Covenant Logistics Group (NASDAQ: CVLG) reported adjusted second-quarter earnings of 96 cents per share after the close Wednesday, ahead of the consensus estimate of 67 cents per share. Adjusted net income was $16.3 million compared to just north of $400,000 in the year-ago quarter.
The quarterly result was the best in the company’s history.
Click for full article – Covenant focuses on improving results in downside of cycle
“In the second quarter, we saw freight market demand firing on all cylinders as a result of growing economic activity, low inventories, and supply chain disruptions, accompanied by constrained supply due to an intensifying national driver shortage,” said David Parker, chairman and CEO, in a press release. “These conditions have continued into the third quarter.”

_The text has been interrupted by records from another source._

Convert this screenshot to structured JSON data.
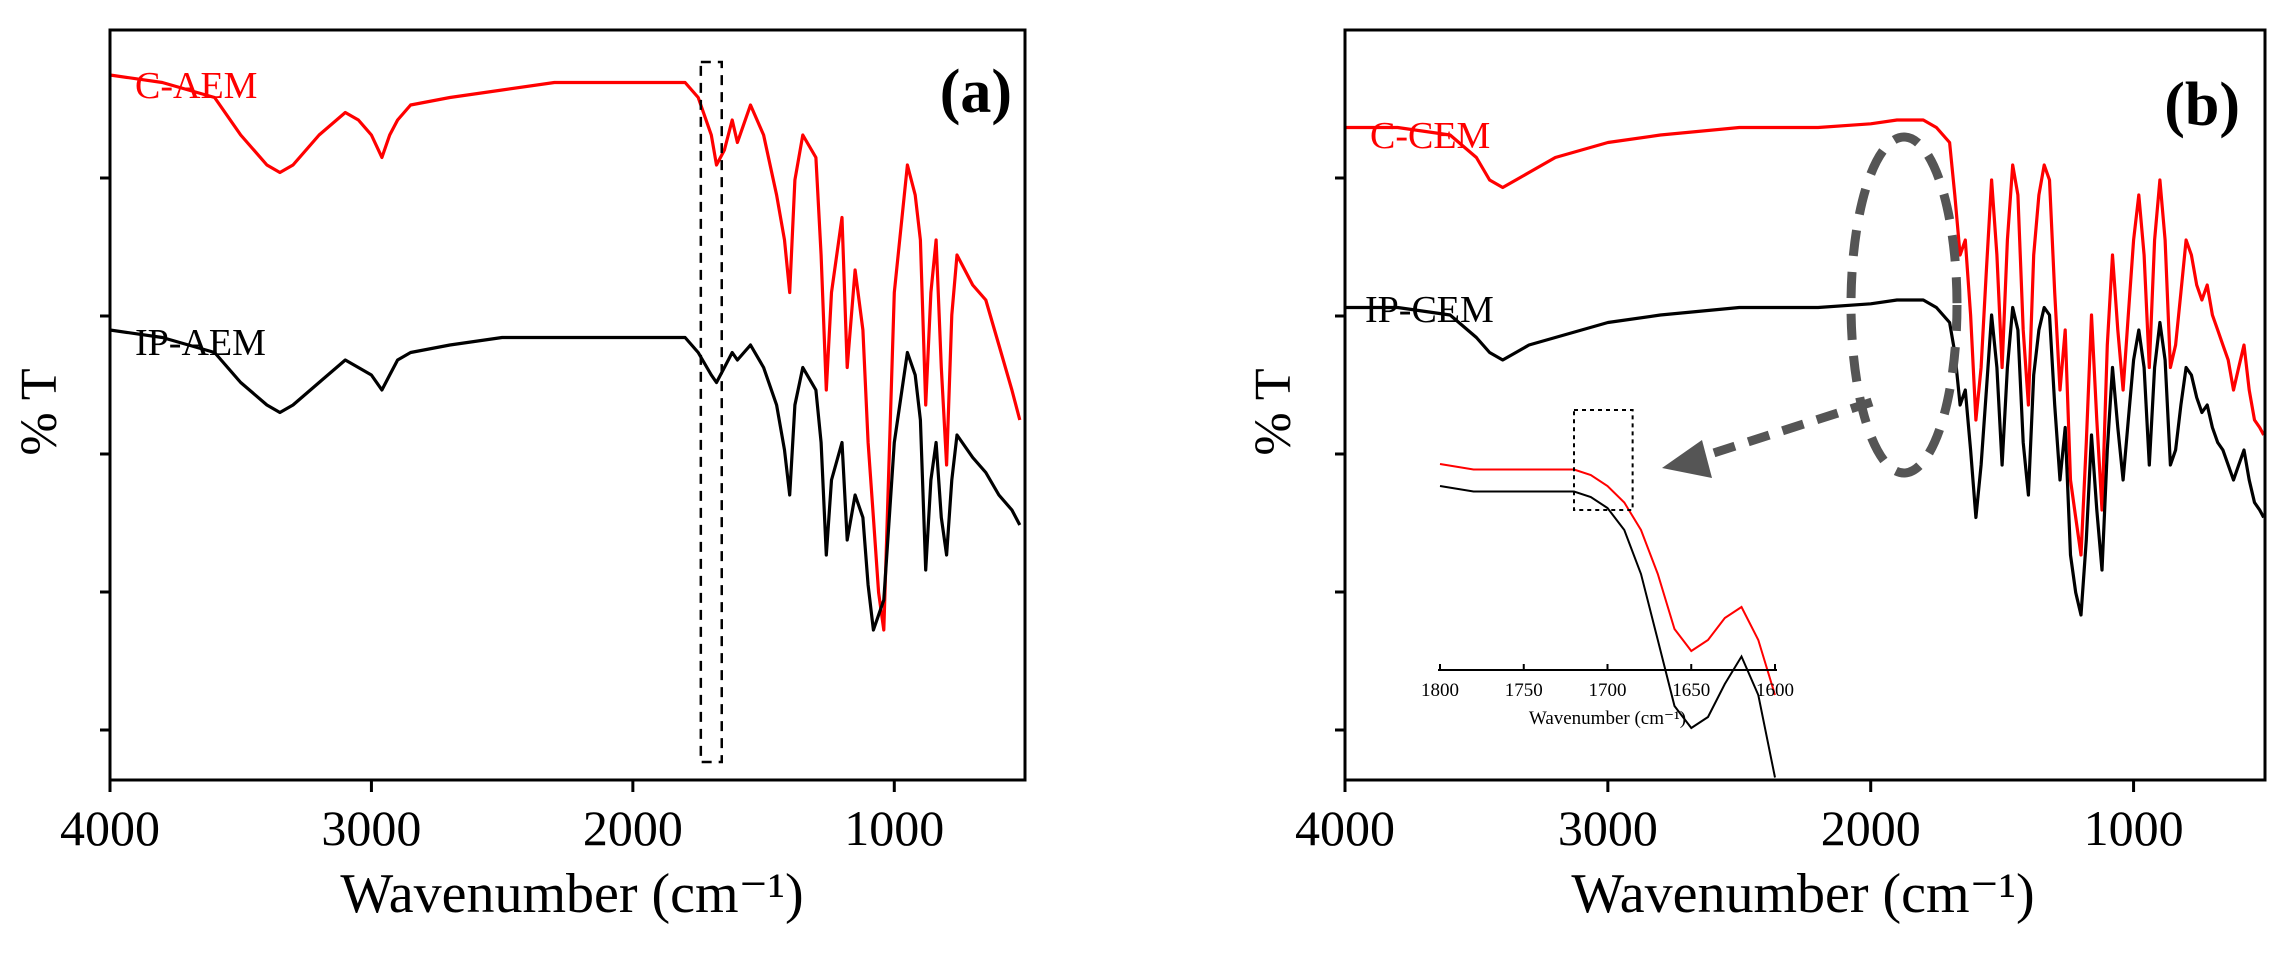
{
  "chart_data": [
    {
      "panel_label": "(a)",
      "type": "line",
      "xlabel": "Wavenumber (cm⁻¹)",
      "ylabel": "% T",
      "xlim": [
        4000,
        500
      ],
      "x_reversed": true,
      "x_ticks": [
        4000,
        3000,
        2000,
        1000
      ],
      "x_tick_labels": [
        "4000",
        "3000",
        "2000",
        "1000"
      ],
      "y_ticks_unlabeled": 5,
      "highlight_box": {
        "style": "dashed",
        "x_range": [
          1740,
          1660
        ]
      },
      "series": [
        {
          "name": "C-AEM",
          "color": "#ff0000",
          "x": [
            4000,
            3800,
            3600,
            3500,
            3400,
            3350,
            3300,
            3200,
            3100,
            3050,
            3000,
            2960,
            2930,
            2900,
            2850,
            2700,
            2500,
            2300,
            2100,
            2000,
            1800,
            1750,
            1700,
            1680,
            1650,
            1620,
            1600,
            1550,
            1500,
            1450,
            1420,
            1400,
            1380,
            1350,
            1300,
            1280,
            1260,
            1240,
            1200,
            1180,
            1150,
            1120,
            1100,
            1080,
            1060,
            1040,
            1000,
            950,
            920,
            900,
            880,
            860,
            840,
            820,
            800,
            780,
            760,
            700,
            650,
            600,
            550,
            520
          ],
          "y": [
            94,
            93,
            91,
            86,
            82,
            81,
            82,
            86,
            89,
            88,
            86,
            83,
            86,
            88,
            90,
            91,
            92,
            93,
            93,
            93,
            93,
            91,
            86,
            82,
            84,
            88,
            85,
            90,
            86,
            78,
            72,
            65,
            80,
            86,
            83,
            70,
            52,
            65,
            75,
            55,
            68,
            60,
            45,
            35,
            25,
            20,
            65,
            82,
            78,
            72,
            50,
            65,
            72,
            55,
            42,
            62,
            70,
            66,
            64,
            58,
            52,
            48
          ]
        },
        {
          "name": "IP-AEM",
          "color": "#000000",
          "x": [
            4000,
            3800,
            3600,
            3500,
            3400,
            3350,
            3300,
            3200,
            3100,
            3050,
            3000,
            2960,
            2930,
            2900,
            2850,
            2700,
            2500,
            2300,
            2100,
            2000,
            1800,
            1750,
            1700,
            1680,
            1650,
            1620,
            1600,
            1550,
            1500,
            1450,
            1420,
            1400,
            1380,
            1350,
            1300,
            1280,
            1260,
            1240,
            1200,
            1180,
            1150,
            1120,
            1100,
            1080,
            1060,
            1040,
            1000,
            950,
            920,
            900,
            880,
            860,
            840,
            820,
            800,
            780,
            760,
            700,
            650,
            600,
            550,
            520
          ],
          "y": [
            60,
            59,
            57,
            53,
            50,
            49,
            50,
            53,
            56,
            55,
            54,
            52,
            54,
            56,
            57,
            58,
            59,
            59,
            59,
            59,
            59,
            57,
            54,
            53,
            55,
            57,
            56,
            58,
            55,
            50,
            44,
            38,
            50,
            55,
            52,
            45,
            30,
            40,
            45,
            32,
            38,
            35,
            26,
            20,
            22,
            24,
            45,
            57,
            54,
            48,
            28,
            40,
            45,
            35,
            30,
            40,
            46,
            43,
            41,
            38,
            36,
            34
          ]
        }
      ]
    },
    {
      "panel_label": "(b)",
      "type": "line",
      "xlabel": "Wavenumber (cm⁻¹)",
      "ylabel": "% T",
      "xlim": [
        4000,
        500
      ],
      "x_reversed": true,
      "x_ticks": [
        4000,
        3000,
        2000,
        1000
      ],
      "x_tick_labels": [
        "4000",
        "3000",
        "2000",
        "1000"
      ],
      "y_ticks_unlabeled": 5,
      "highlight_ellipse": {
        "style": "dashed",
        "x_range": [
          2020,
          1720
        ]
      },
      "series": [
        {
          "name": "C-CEM",
          "color": "#ff0000",
          "x": [
            4000,
            3800,
            3600,
            3500,
            3450,
            3400,
            3350,
            3300,
            3200,
            3000,
            2800,
            2500,
            2200,
            2000,
            1900,
            1800,
            1750,
            1700,
            1680,
            1660,
            1640,
            1620,
            1600,
            1580,
            1560,
            1540,
            1520,
            1500,
            1480,
            1460,
            1440,
            1420,
            1400,
            1380,
            1360,
            1340,
            1320,
            1300,
            1280,
            1260,
            1240,
            1220,
            1200,
            1180,
            1160,
            1140,
            1120,
            1100,
            1080,
            1060,
            1040,
            1020,
            1000,
            980,
            960,
            940,
            920,
            900,
            880,
            860,
            840,
            820,
            800,
            780,
            760,
            740,
            720,
            700,
            680,
            660,
            640,
            620,
            600,
            580,
            560,
            540,
            520,
            505
          ],
          "y": [
            87,
            87,
            86,
            83,
            80,
            79,
            80,
            81,
            83,
            85,
            86,
            87,
            87,
            87.5,
            88,
            88,
            87,
            85,
            78,
            70,
            72,
            62,
            48,
            55,
            68,
            80,
            70,
            55,
            72,
            82,
            78,
            60,
            50,
            70,
            78,
            82,
            80,
            65,
            52,
            60,
            40,
            35,
            30,
            45,
            62,
            48,
            36,
            58,
            70,
            60,
            52,
            62,
            72,
            78,
            70,
            55,
            72,
            80,
            72,
            55,
            58,
            65,
            72,
            70,
            66,
            64,
            66,
            62,
            60,
            58,
            56,
            52,
            55,
            58,
            52,
            48,
            47,
            46
          ]
        },
        {
          "name": "IP-CEM",
          "color": "#000000",
          "x": [
            4000,
            3800,
            3600,
            3500,
            3450,
            3400,
            3350,
            3300,
            3200,
            3000,
            2800,
            2500,
            2200,
            2000,
            1900,
            1800,
            1750,
            1700,
            1680,
            1660,
            1640,
            1620,
            1600,
            1580,
            1560,
            1540,
            1520,
            1500,
            1480,
            1460,
            1440,
            1420,
            1400,
            1380,
            1360,
            1340,
            1320,
            1300,
            1280,
            1260,
            1240,
            1220,
            1200,
            1180,
            1160,
            1140,
            1120,
            1100,
            1080,
            1060,
            1040,
            1020,
            1000,
            980,
            960,
            940,
            920,
            900,
            880,
            860,
            840,
            820,
            800,
            780,
            760,
            740,
            720,
            700,
            680,
            660,
            640,
            620,
            600,
            580,
            560,
            540,
            520,
            505
          ],
          "y": [
            63,
            63,
            62,
            59,
            57,
            56,
            57,
            58,
            59,
            61,
            62,
            63,
            63,
            63.5,
            64,
            64,
            63,
            61,
            57,
            50,
            52,
            44,
            35,
            42,
            52,
            62,
            55,
            42,
            55,
            63,
            60,
            45,
            38,
            54,
            60,
            63,
            62,
            50,
            40,
            47,
            30,
            25,
            22,
            32,
            46,
            36,
            28,
            44,
            55,
            47,
            40,
            48,
            56,
            60,
            55,
            42,
            55,
            61,
            56,
            42,
            44,
            50,
            55,
            54,
            51,
            49,
            50,
            47,
            45,
            44,
            42,
            40,
            42,
            44,
            40,
            37,
            36,
            35
          ]
        }
      ],
      "inset": {
        "type": "line",
        "xlabel": "Wavenumber (cm⁻¹)",
        "xlim": [
          1800,
          1600
        ],
        "x_reversed": true,
        "x_ticks": [
          1800,
          1750,
          1700,
          1650,
          1600
        ],
        "x_tick_labels": [
          "1800",
          "1750",
          "1700",
          "1650",
          "1600"
        ],
        "highlight_box": {
          "style": "dotted",
          "x_range": [
            1720,
            1685
          ]
        },
        "series": [
          {
            "name": "C-CEM",
            "color": "#ff0000",
            "x": [
              1800,
              1780,
              1760,
              1740,
              1720,
              1710,
              1700,
              1690,
              1680,
              1670,
              1660,
              1650,
              1640,
              1630,
              1620,
              1610,
              1600
            ],
            "y": [
              92,
              91,
              91,
              91,
              91,
              90,
              88,
              85,
              80,
              72,
              62,
              58,
              60,
              64,
              66,
              60,
              50
            ]
          },
          {
            "name": "IP-CEM",
            "color": "#000000",
            "x": [
              1800,
              1780,
              1760,
              1740,
              1720,
              1710,
              1700,
              1690,
              1680,
              1670,
              1660,
              1650,
              1640,
              1630,
              1620,
              1610,
              1600
            ],
            "y": [
              88,
              87,
              87,
              87,
              87,
              86,
              84,
              80,
              72,
              60,
              48,
              44,
              46,
              52,
              57,
              50,
              35
            ]
          }
        ]
      }
    }
  ]
}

The Chattanooga, Tennessee-based carrier’s combined truckload fleet saw revenue excluding fuel surcharges increase 8.5% year-over-year as revenue per tractor per week increased 24.8% to $4,551 partially offset by a 13.1% decline in average tractor count at 2,451 units. The increase in revenue per tractor was driven by a 10.1% lift in revenue per loaded mile excluding fuel ($2.24) and a 13.9% increase in miles per tractor.
The year-over-year comparisons are to the second quarter of 2020, which was severely impacted by COVID protocols and widespread shutdowns.
The fleet reduction is part of the company’s efforts to focus more on its dedicated and expedited offerings versus less profitable operations like solo-driven refrigerated, which it has exited, and one-way irregular routes.
The TL segment posted a 92.7% adjusted operating ratio, 730 basis points better year-over-year. The salaries, wages and benefits line declined 450 bps as a percentage of revenue, but rent and purchased transportation expenses increased 490 bps as capacity remains very tight and rates have increased.
“Although we are pleased with these results, we recognize the opportunity for further improvement, particularly in our Dedicated segment,” Parker added. “In the short run, this means continuing to improve rates and contractual terms with customers who are not yielding the level of consistent profit we expect from this segment of the business, and in the long run, this means holding ourselves accountable for improved margins and returns across all aspects of our business.”
Covenant’s dedicated segment operated at a slim operating profit, posting a 99.4% adjusted OR, 190 bps better year-over-year.
The company will host a call at 10 a.m. on Thursday to discuss second-quarter results with analysts.